二人は浄観に呼び出されてここまで来たのだが、待ち合わせ時間から三十分立っても当の浄観は現れない。
もう帰っていいだろう、と錬は思っていた。遅刻するほうが悪いのだ。
「もういいじゃん、焔。あいつ来ないよ絶対。温泉行こう! はやく!」
錬にゆらゆらと揺さぶられて、焔の心も揺れる。正直帰りたい。でも後が怖い。勝手に帰ったら右足を縊り落とされる可能性がある。
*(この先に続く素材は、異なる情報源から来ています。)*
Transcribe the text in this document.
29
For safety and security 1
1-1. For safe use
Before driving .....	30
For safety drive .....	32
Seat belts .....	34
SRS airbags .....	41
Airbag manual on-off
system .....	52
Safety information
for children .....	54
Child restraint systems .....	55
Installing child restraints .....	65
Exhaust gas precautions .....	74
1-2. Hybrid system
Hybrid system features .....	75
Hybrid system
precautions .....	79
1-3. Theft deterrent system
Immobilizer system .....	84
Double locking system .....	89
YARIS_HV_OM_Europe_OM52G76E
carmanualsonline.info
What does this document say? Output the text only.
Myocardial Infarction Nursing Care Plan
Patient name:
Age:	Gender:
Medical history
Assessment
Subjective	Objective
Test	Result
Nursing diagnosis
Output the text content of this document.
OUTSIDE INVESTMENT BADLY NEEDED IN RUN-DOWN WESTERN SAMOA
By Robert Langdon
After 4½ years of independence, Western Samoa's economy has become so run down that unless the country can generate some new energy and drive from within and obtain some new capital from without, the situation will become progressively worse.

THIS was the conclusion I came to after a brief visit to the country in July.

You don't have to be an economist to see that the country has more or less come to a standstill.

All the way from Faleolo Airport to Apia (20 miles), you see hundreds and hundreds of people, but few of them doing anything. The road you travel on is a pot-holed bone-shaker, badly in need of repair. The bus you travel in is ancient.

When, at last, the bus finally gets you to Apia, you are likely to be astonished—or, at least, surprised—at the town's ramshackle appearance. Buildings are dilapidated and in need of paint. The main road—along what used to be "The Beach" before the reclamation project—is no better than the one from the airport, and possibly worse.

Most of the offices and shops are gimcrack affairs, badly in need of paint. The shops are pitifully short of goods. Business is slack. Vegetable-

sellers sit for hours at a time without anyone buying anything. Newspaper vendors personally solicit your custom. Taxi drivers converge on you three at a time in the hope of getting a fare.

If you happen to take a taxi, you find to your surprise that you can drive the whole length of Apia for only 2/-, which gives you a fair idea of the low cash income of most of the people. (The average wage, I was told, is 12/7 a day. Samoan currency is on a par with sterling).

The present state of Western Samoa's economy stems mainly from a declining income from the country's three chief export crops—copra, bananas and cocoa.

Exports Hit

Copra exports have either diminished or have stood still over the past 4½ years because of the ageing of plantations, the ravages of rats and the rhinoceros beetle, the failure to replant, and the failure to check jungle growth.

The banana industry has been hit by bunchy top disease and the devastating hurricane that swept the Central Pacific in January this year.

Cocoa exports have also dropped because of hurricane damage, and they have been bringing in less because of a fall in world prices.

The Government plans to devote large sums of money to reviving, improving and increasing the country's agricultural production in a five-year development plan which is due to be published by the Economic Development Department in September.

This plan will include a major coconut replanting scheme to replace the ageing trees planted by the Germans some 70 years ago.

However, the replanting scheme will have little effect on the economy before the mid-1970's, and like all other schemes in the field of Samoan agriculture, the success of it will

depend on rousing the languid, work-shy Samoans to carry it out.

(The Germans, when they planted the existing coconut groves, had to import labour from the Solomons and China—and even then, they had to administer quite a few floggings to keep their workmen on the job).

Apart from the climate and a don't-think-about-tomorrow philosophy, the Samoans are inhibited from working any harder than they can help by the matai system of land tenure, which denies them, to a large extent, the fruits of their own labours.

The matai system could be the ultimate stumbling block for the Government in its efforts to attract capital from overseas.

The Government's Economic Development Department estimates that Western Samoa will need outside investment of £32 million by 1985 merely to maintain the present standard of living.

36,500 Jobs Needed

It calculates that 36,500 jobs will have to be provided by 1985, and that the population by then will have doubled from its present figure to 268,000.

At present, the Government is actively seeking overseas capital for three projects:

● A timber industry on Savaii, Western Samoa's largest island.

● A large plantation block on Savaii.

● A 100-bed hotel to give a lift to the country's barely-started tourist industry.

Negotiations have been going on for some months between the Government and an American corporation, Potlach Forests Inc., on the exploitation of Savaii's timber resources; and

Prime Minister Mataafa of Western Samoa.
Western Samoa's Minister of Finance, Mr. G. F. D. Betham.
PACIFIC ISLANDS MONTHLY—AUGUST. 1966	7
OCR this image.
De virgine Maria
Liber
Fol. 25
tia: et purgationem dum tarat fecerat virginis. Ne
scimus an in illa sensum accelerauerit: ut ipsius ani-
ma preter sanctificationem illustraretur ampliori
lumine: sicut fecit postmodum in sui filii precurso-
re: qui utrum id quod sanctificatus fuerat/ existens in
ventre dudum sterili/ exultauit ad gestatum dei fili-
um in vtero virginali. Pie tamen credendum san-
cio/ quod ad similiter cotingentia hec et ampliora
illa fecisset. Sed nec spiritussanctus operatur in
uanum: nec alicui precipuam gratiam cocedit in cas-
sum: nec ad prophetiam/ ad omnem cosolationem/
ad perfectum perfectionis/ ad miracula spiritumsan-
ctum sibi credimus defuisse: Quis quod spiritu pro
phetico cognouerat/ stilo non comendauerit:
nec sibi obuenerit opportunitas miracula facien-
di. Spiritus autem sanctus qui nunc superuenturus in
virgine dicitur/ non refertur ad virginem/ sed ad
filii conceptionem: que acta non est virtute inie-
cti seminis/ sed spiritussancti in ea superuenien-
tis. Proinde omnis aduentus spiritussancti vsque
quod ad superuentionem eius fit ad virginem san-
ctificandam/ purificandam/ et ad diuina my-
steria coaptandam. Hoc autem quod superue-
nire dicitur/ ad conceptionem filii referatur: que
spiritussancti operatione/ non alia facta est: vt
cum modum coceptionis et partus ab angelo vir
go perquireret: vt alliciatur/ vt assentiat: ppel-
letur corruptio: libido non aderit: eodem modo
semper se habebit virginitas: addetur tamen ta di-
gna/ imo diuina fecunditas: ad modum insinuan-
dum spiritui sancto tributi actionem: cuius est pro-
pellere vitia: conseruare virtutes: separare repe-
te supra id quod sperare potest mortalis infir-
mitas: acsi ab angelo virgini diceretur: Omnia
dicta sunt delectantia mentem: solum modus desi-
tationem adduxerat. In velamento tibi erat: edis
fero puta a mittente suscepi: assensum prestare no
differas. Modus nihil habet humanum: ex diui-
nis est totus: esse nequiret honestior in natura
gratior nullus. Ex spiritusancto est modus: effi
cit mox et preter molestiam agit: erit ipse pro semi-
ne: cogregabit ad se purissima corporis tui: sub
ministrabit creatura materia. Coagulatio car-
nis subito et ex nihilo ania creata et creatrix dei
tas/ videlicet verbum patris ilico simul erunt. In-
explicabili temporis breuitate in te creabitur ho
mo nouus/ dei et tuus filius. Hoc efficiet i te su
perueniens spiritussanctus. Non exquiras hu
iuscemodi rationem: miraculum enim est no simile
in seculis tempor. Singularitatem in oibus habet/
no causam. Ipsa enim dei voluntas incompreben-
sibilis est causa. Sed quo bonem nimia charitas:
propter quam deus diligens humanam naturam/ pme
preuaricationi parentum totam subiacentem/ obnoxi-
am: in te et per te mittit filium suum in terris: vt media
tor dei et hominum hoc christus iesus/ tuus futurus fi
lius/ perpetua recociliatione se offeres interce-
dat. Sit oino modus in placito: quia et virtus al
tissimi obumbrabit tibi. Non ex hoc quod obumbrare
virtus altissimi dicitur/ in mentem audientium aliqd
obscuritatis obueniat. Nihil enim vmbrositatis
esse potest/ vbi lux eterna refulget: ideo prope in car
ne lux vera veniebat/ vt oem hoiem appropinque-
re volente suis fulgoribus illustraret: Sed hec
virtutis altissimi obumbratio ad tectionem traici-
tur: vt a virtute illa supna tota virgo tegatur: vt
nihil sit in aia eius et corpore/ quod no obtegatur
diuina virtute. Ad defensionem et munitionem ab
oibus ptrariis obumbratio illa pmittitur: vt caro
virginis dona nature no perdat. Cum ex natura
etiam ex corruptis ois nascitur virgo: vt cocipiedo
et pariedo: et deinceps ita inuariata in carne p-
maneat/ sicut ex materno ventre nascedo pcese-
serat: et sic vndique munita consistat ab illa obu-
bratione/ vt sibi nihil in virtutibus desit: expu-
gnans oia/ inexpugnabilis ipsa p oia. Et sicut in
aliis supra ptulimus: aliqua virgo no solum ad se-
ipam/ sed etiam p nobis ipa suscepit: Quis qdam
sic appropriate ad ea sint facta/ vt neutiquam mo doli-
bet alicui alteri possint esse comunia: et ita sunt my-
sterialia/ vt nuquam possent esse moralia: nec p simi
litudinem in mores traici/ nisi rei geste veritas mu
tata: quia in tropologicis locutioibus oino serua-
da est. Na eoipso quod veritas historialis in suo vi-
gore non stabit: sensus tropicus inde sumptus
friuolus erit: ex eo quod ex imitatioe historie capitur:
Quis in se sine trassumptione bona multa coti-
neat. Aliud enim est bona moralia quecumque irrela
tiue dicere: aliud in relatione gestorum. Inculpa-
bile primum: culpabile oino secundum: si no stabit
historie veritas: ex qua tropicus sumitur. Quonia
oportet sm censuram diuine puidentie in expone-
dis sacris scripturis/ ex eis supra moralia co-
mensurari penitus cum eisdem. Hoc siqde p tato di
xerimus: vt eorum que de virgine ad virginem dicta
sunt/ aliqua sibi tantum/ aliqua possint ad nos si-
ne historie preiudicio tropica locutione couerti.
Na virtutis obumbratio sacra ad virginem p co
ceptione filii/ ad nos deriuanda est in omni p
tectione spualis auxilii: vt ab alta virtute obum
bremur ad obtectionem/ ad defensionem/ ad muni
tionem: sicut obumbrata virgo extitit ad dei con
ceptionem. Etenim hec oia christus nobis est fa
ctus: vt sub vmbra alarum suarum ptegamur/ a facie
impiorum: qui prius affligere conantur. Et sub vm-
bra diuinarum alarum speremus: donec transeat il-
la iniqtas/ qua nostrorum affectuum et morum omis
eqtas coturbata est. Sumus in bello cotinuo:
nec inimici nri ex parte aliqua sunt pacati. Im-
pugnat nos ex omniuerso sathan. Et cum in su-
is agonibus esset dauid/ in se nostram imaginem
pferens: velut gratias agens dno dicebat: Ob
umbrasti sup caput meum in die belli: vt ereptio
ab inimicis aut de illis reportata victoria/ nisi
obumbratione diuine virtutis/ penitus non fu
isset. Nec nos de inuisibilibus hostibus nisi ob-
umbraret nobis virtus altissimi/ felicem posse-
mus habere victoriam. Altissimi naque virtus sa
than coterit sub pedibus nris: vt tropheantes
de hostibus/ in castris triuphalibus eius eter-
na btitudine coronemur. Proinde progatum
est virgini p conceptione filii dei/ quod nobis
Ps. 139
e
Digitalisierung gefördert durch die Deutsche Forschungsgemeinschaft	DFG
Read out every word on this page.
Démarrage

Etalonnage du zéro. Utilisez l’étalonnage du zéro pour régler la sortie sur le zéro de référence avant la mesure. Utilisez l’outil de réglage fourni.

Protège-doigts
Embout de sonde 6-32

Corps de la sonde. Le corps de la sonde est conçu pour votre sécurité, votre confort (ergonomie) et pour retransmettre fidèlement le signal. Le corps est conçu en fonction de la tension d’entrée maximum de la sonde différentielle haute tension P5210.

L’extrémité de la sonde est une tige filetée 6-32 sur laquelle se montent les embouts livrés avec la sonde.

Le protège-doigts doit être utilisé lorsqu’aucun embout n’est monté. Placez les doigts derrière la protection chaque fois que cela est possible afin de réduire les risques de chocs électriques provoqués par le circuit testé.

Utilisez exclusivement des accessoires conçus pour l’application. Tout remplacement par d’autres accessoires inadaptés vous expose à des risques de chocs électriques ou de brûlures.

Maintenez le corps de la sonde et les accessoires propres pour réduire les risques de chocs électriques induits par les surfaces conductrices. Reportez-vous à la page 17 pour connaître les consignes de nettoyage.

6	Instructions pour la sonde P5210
「温泉は仕事が終ってからにしてください。最もそんな元気があればですけど」
背後から声が聞こえて錬が振り返ると、そこには浄観が立っていた。僧形である。
しまった。ぐずぐずしていたから来てしまった。ちっと浄観に聞こえるか聞こえないかの音で錬は舌打ちをした。
「呼び出しといて遅刻か!」
焔が吠えた。
「なぜ二上くんのお兄さんがいるんですか」
浄観は焔に問いかけたが、錬は焔に答えさせず、すかさず答えた。
「そんなことは僕の勝手だろう? 僕は君の眷属じゃないんだから、君の思い通りになると思わないでほしいね」
浄観はすっと目を細めて錬を見やった。
「……まあ、いいです」
それ以上は何も言わず、浄観は踵を返してスタスタと歩いていく。
「おい、どこでなにするつもりなんだよ。ちゃんと説明しろ!」
吼える焔に、浄観は一言だけ答えた。
「登山ですよ」
「登山?」
「え、まじで? この靴、先週天王寺で買ったばかりの新品なのに」
錬が不平を鳴らした。
「だったらあなたはここで帰ったらいいでしょう?」
「そういうお前もその格好で山登んのか?」
焔が思わず聞いた。いくらなんでも今どき草鞋では山登りしにくいんではないだろうか。。
「大丈夫ですよ。慣れてますし」
「へえー」
焔は素直に関心した。
「で、山登ってなにするんだ」
浄観はその焔の問いには答えず歩き出した。焔はさらに言い募ろうとしたが、右足首のアンクレットが突然きつくなったので、黙って浄観に従って歩くしかなかった。
浄観はいのしし避けの柵を押して、迷うことなく林の中の道へと入っていく。最初は広かったその道も、やがて幅が狭くなり、最後にはけもの道と呼べるかどうかもあやしい道なき道となっていった。普通の人間ではとても歩けないような険しい道だ。しかし、そんな険しい道を浄観は草履で苦もなく進んでいく。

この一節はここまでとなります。